Programming

Leap Year Check in Three CPU Instructions

Through clever use of bit manipulation and the Z3 theorem prover, a standard leap year check can be reduced from a branchy sequence of modulo operations to a single branchless expression executing in just three CPU instructions. The approach achieves a 3.8× speedup over the conventional implementation on random input.

The standard leap year check is a familiar piece of code that appears in almost every programming language's standard library. It involves three divisibility tests — by 4, by 100, and by 400 — typically implemented as a short chain of conditionals. It is correct, readable, and completely unoptimized. This article explores how far you can push this calculation, ultimately arriving at a three-instruction branchless solution found through automated constraint solving.
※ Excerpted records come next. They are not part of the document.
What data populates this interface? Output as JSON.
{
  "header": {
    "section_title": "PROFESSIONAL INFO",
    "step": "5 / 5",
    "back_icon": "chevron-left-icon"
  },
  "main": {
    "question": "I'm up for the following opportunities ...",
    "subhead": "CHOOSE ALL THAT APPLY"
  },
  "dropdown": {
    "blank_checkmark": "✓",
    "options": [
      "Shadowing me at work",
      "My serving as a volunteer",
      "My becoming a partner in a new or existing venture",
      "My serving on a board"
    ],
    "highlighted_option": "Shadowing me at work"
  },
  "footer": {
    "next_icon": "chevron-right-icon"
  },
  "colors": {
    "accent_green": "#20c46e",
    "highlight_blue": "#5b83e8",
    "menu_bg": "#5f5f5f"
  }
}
The Standard Implementation

The proleptic Gregorian calendar rules for leap years are:

A year divisible by 4 is a leap year...
...unless it is also divisible by 100...
...unless it is also divisible by 400, in which case it is a leap year again

bool is_leap_year(uint32_t y) {
    if ((y % 4) != 0)   return false;
    if ((y % 100) != 0) return true;
    if ((y % 400) == 0) return true;
    return false;
}

This compiles to several branches and three division operations. On modern hardware, division is expensive. Branches, when unpredictable, are expensive. Let's do better.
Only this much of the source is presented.